Un accord insuffisant selon les ONG

Le secteur maritime possède un nouvel accord international pour réduire la pollution

8 juillet 2023, par temoignagesceline

Un accord pour réduire les émissions de gaz à effet de serre du fret maritime, secteur très polluant, a été conclu par les pays membres de l’Organisation maritime internationale (OMI), mais le nouveau plan de réduction des émissions du secteur du transport maritime ne satisfait pas les ONG de protection des océans et de l’environnement.

"La 80e Commission de protection de l’environnement marin (MEPC) de l’Organisation maritime internationale (OMI) adopte une stratégie de réduction de gaz à effet de serre" a tweeté le 7 juillet l’OMI.

Cette instance de l’ONU a indiqué que l’accord affiche l’ambition de réduire les émissions de CO2 "d’une moyenne d’au moins 40% d’ici 2030 comparé à 2008". Le texte du compromis, consulté par l’Agence France Presse, prévoit des objectifs "indicatifs" (donc non contraignants) de réduction des émissions polluantes d’au moins 70% d’ici 2040, avec en ligne de mire au moins 80%, comparé à 2008.

Plusieurs ONG estiment le texte décevant comparé aux objectifs qui étaient visés par de nombreux pays avant la rencontre, et insuffisant pour mettre le secteur sur la trajectoire d’une réduction des émissions de CO2 dans le cadre de l’accord de Paris de 2015.

En 2018, l’OMI avait donné aux transporteurs l’objectif de réduire leurs émissions de CO2 de 50% en 2050 par rapport à 2008, ce qui était largement jugé insuffisant.

L’Union européenne a demandé lors des négociations cette semaine au siège de l’OMI à Londres un objectif plus ambitieux de zéro émission nette en 2050 avec deux étapes intermédiaires : réduction de 29% en 2030 et 83% en 2040.

La Commission européenne a salué l’accord, soulignant l’augmentation importante du niveau d’ambition par rapport à la stratégie existante de 2018. "Maintenant que l’accord est conclu, il est important de commencer la mise en œuvre dès que possible", note le communiqué.

La Belgique et les Pays-Bas, qui ont définit les ambitions européennes, ont salué l’accord. "Notre pays défend un plan ambitieux de réduction des émissions de CO₂ pour le transport maritime au niveau international", a souligné Vincent Van Quickenborne, Ministre de la Mer du Nord.

"Nous ne devons pas chercher loin les solutions pour réduire les émissions.

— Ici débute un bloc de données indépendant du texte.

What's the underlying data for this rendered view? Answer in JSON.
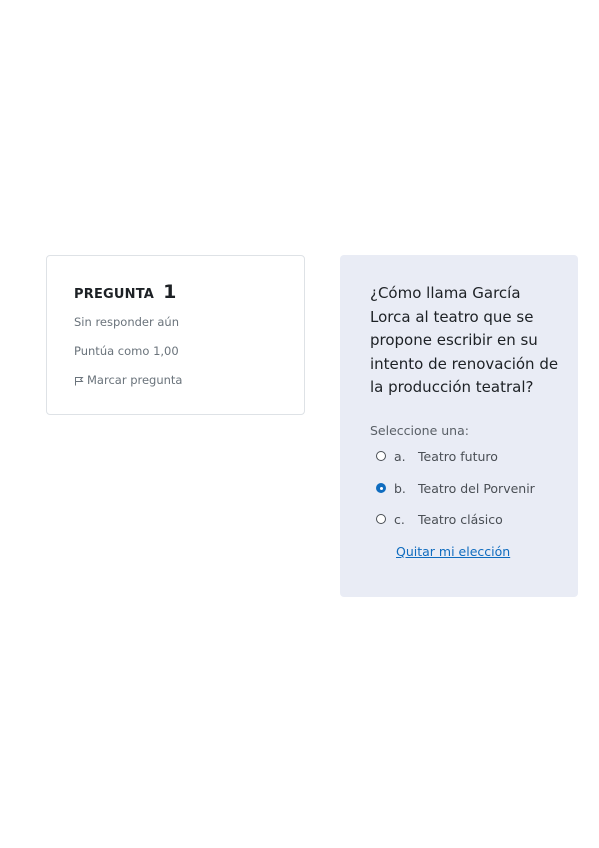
{
  "info": {
    "label": "PREGUNTA",
    "number": "1",
    "status": "Sin responder aún",
    "grade": "Puntúa como 1,00",
    "flag_label": "Marcar pregunta",
    "flag_icon": "flag-icon"
  },
  "question": {
    "text": "¿Cómo llama García Lorca al teatro que se propone escribir en su intento de renovación de la producción teatral?",
    "prompt": "Seleccione una:",
    "options": [
      {
        "letter": "a.",
        "text": "Teatro futuro",
        "selected": false
      },
      {
        "letter": "b.",
        "text": "Teatro del Porvenir",
        "selected": true
      },
      {
        "letter": "c.",
        "text": "Teatro clásico",
        "selected": false
      }
    ],
    "clear_label": "Quitar mi elección"
  },
  "colors": {
    "card_bg": "#e9ecf5",
    "accent": "#0f6cbf",
    "muted_text": "#6a737b"
  }
}
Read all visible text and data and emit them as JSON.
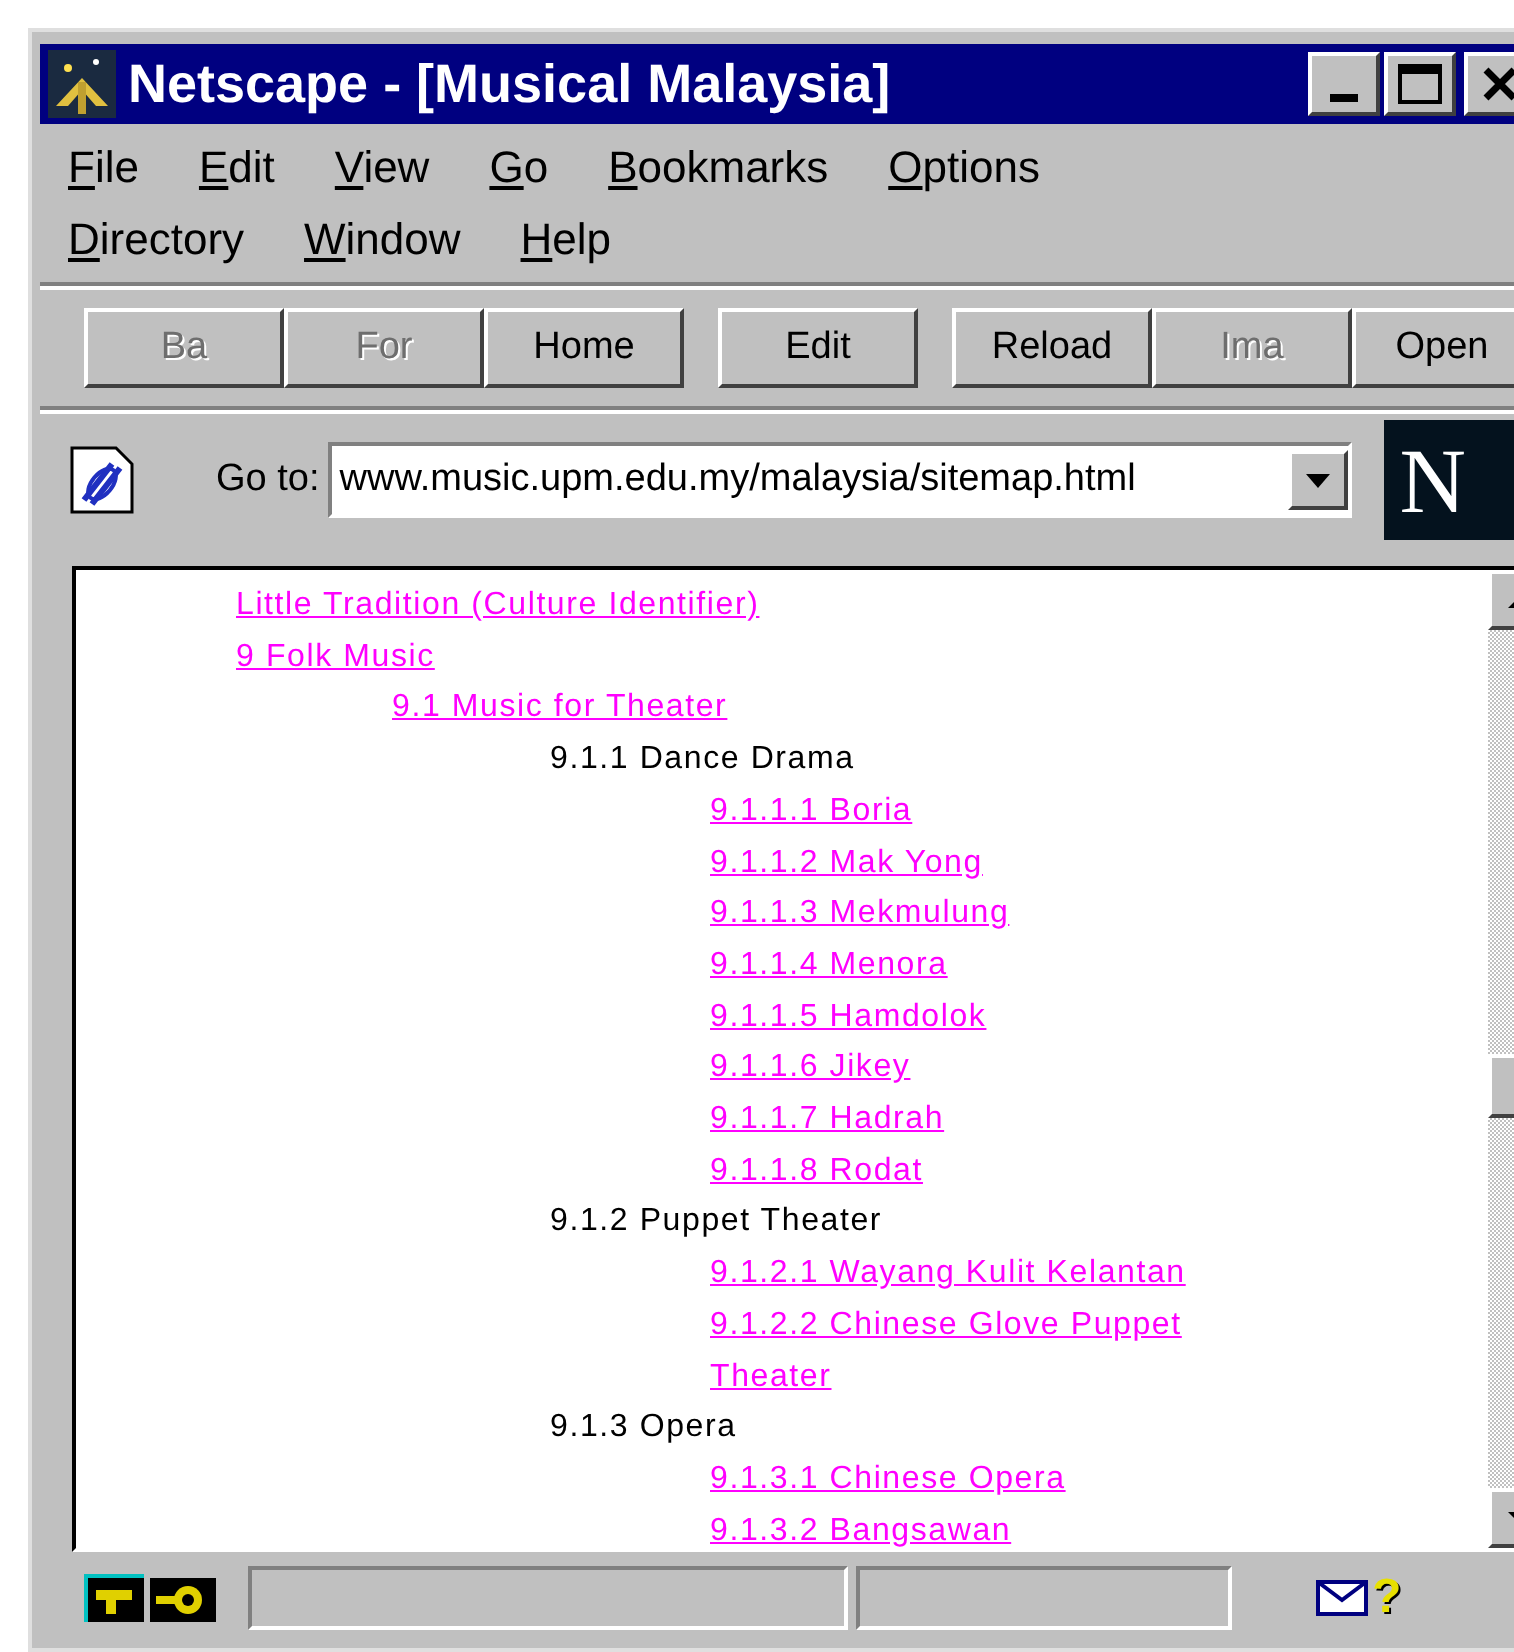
{
  "window": {
    "title": "Netscape - [Musical Malaysia]"
  },
  "menu_rows": [
    [
      "File",
      "Edit",
      "View",
      "Go",
      "Bookmarks",
      "Options"
    ],
    [
      "Directory",
      "Window",
      "Help"
    ]
  ],
  "toolbar": [
    {
      "label": "Ba",
      "disabled": true
    },
    {
      "label": "For",
      "disabled": true
    },
    {
      "label": "Home",
      "disabled": false
    },
    {
      "label": "Edit",
      "disabled": false
    },
    {
      "label": "Reload",
      "disabled": false
    },
    {
      "label": "Ima",
      "disabled": true
    },
    {
      "label": "Open",
      "disabled": false
    }
  ],
  "location": {
    "label": "Go to:",
    "value": "www.music.upm.edu.my/malaysia/sitemap.html",
    "logo": "N"
  },
  "sitemap": [
    {
      "kind": "link",
      "text": "Little Tradition (Culture Identifier)"
    },
    {
      "kind": "link",
      "text": "9 Folk Music",
      "children": [
        {
          "kind": "link",
          "text": "9.1 Music for Theater",
          "children": [
            {
              "kind": "heading",
              "text": "9.1.1 Dance Drama",
              "children": [
                {
                  "kind": "link",
                  "text": "9.1.1.1 Boria"
                },
                {
                  "kind": "link",
                  "text": "9.1.1.2 Mak Yong"
                },
                {
                  "kind": "link",
                  "text": "9.1.1.3 Mekmulung"
                },
                {
                  "kind": "link",
                  "text": "9.1.1.4 Menora"
                },
                {
                  "kind": "link",
                  "text": "9.1.1.5 Hamdolok"
                },
                {
                  "kind": "link",
                  "text": "9.1.1.6 Jikey"
                },
                {
                  "kind": "link",
                  "text": "9.1.1.7 Hadrah"
                },
                {
                  "kind": "link",
                  "text": "9.1.1.8 Rodat"
                }
              ]
            },
            {
              "kind": "heading",
              "text": "9.1.2 Puppet Theater",
              "children": [
                {
                  "kind": "link",
                  "text": "9.1.2.1 Wayang Kulit Kelantan"
                },
                {
                  "kind": "link",
                  "text": "9.1.2.2 Chinese Glove Puppet Theater"
                }
              ]
            },
            {
              "kind": "heading",
              "text": "9.1.3 Opera",
              "children": [
                {
                  "kind": "link",
                  "text": "9.1.3.1 Chinese Opera"
                },
                {
                  "kind": "link",
                  "text": "9.1.3.2 Bangsawan"
                }
              ]
            }
          ]
        }
      ]
    }
  ],
  "status_bar": {
    "help_glyph": "?"
  }
}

Bien au contraire. Nous les trouvons tout près de nous, là où notre industrie belge est fortement impliquée. L’adoption de nouveaux objectifs climatiques internationaux pour le transport maritime est une étape importante vers un avenir plus vert pour le secteur maritime".

À l’inverse, nombre de gros exportateurs comme la Chine, le Brésil, l’Argentine, entre autres, ont freiné les négociations, car ils affirment que des objectifs trop stricts profiteraient aux pays riches, aux dépens des pays en développement.

Ils s’opposaient notamment au projet d’une taxe carbone, soutenu entre autre par le géant du fret maritime Maersk. Une éventuelle taxe apparait dans le projet d’accord à travers un éventail de mesures proposées pour réduire les émissions du fret.

La très grande majorité des 100.000 navires du secteur, qui transportent 90% des marchandises dans le monde, sont propulsés par du fioul lourd. Le secteur est responsable de près de 3% des émissions de CO2 mondiales, d’après l’ONU.

Le représentant au MEPC des Iles Marshall, Albon Ishoda, a estimé que la nouvelle stratégie de réduction des gaz à effet de serre "garde possible un réchauffement climatique limité à 1,5 degré, et engage le secteur vers une transition énergétique équitable". "Il reste toutefois beaucoup de travail pour s’assurer que le réchauffement plafonné à 1,5 degré (...) devient une réalité", insiste-t-il.

Les ONG écologistes critiquent cet accord. "Le niveau d’ambition de l’accord est très inférieur à ce qui est nécessaire pour garder le réchauffement climatique planétaire sous 1,5 degré, et la formulation du texte est vague et non contraignante", a déploré l’ONG Clean Shipping Coalition.

"Les représentants de la société civile sont profondément inquiets que l’OMI ait échoué à aligner le fret maritime mondial sur la limite à 1,5 degré de hausse de la température" planétaire, a souligné l’ONG Ocean Campaigns.